- 39°05′43″N 89°48′16″W﻿ / ﻿39.0952018°N 89.8045055°W
- Location: 304 N 4th St, Benld, Illinois
- Country: United States
- Denomination: Russian Orthodox
- Website: https://www.facebook.com/HolyDormitionBenldIllinois/

History
- Founded: March 3, 1907
- Founder: Andrew Sesenko

Administration
- Diocese: American Carpatho-Russian Orthodox Diocese

= St. Mary's Russian Orthodox Church, Benld, Illinois =

St. Mary's Russian Orthodox Church was a church in Benld, Illinois until 2010. Opened in 1907 by Carpatho-Rusyn immigrants, it was converted to the Holy Dormition Monastery in 2010. The church was founded to serve the immigrant mining community.

The church is located on Route 66.

==History==
Coal miner Andrew Sosenko founded the church in 1907 after moving to Benld to work in the coal fields in Macoupin County. He contacted Father Michael Potochny of Streator, Illinois as well as priests in Pennsylvania for support opening the church.
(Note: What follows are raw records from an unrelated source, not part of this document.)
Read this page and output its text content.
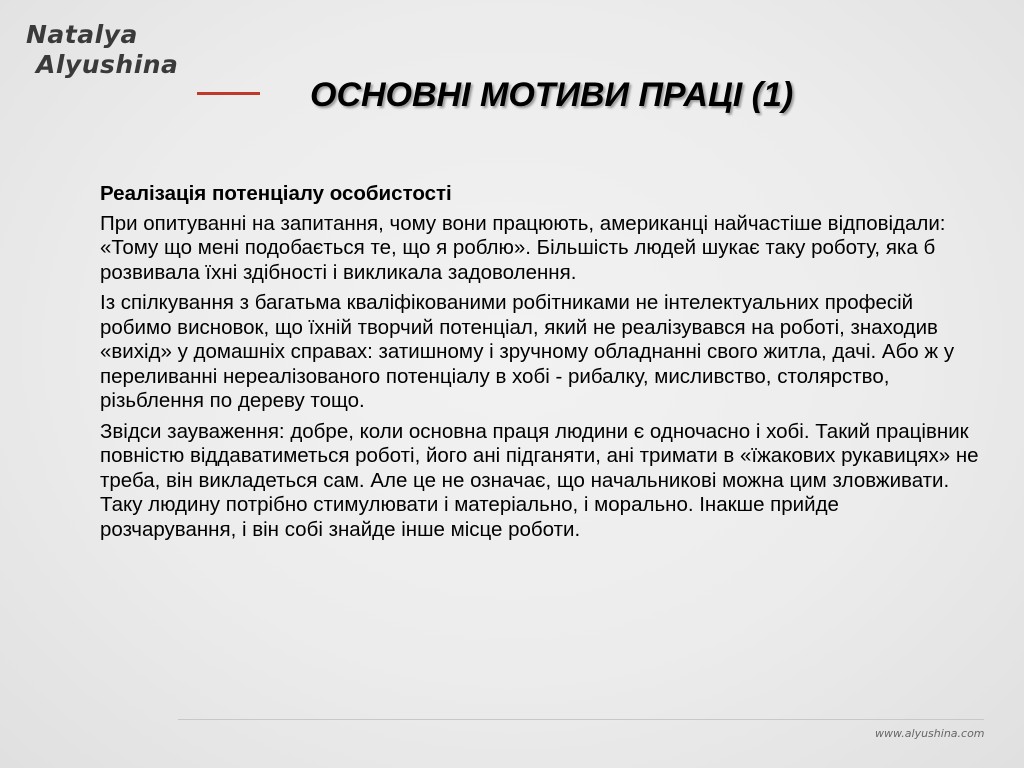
Natalya
Alyushina
ОСНОВНІ МОТИВИ ПРАЦІ (1)

Реалізація потенціалу особистості

При опитуванні на запитання, чому вони працюють, американці найчастіше відповідали: «Тому що мені подобається те, що я роблю». Більшість людей шукає таку роботу, яка б розвивала їхні здібності і викликала задоволення.

Із спілкування з багатьма кваліфікованими робітниками не інтелектуальних професій робимо висновок, що їхній творчий потенціал, який не реалізувався на роботі, знаходив «вихід» у домашніх справах: затишному і зручному обладнанні свого житла, дачі. Або ж у переливанні нереалізованого потенціалу в хобі - рибалку, мисливство, столярство, різьблення по дереву тощо.

Звідси зауваження: добре, коли основна праця людини є одночасно і хобі. Такий працівник повністю віддаватиметься роботі, його ані підганяти, ані тримати в «їжакових рукавицях» не треба, він викладеться сам. Але це не означає, що начальникові можна цим зловживати. Таку людину потрібно стимулювати і матеріально, і морально. Інакше прийде розчарування, і він собі знайде інше місце роботи.

www.alyushina.com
St. Mary's original 40 parishioners raised $950 to build their first church. The church was blessed by Czar Nicholas II and the Patriarch of Moscow, who gave the parish holy relics of the saints and icons from Russia.

One July 27, 1915, the feast day of St. Vladimir, the church and all its contents were destroyed by fire. The parish rebuilt the church using brick. Local Rusyn priest Father Nikita Gress assisted in repainting icons.

The church provided services to Slavic immigrants in the area. Many of these immigrants were coal miners.

Other southern Illinois villages with Orthodox churches included the towns of Royalton, IL, Buckner, Dowell, and Grand Tower.

A nearby cemetery was affiliated with the church. Many of the early Slavic immigrants who attended the church are buried there.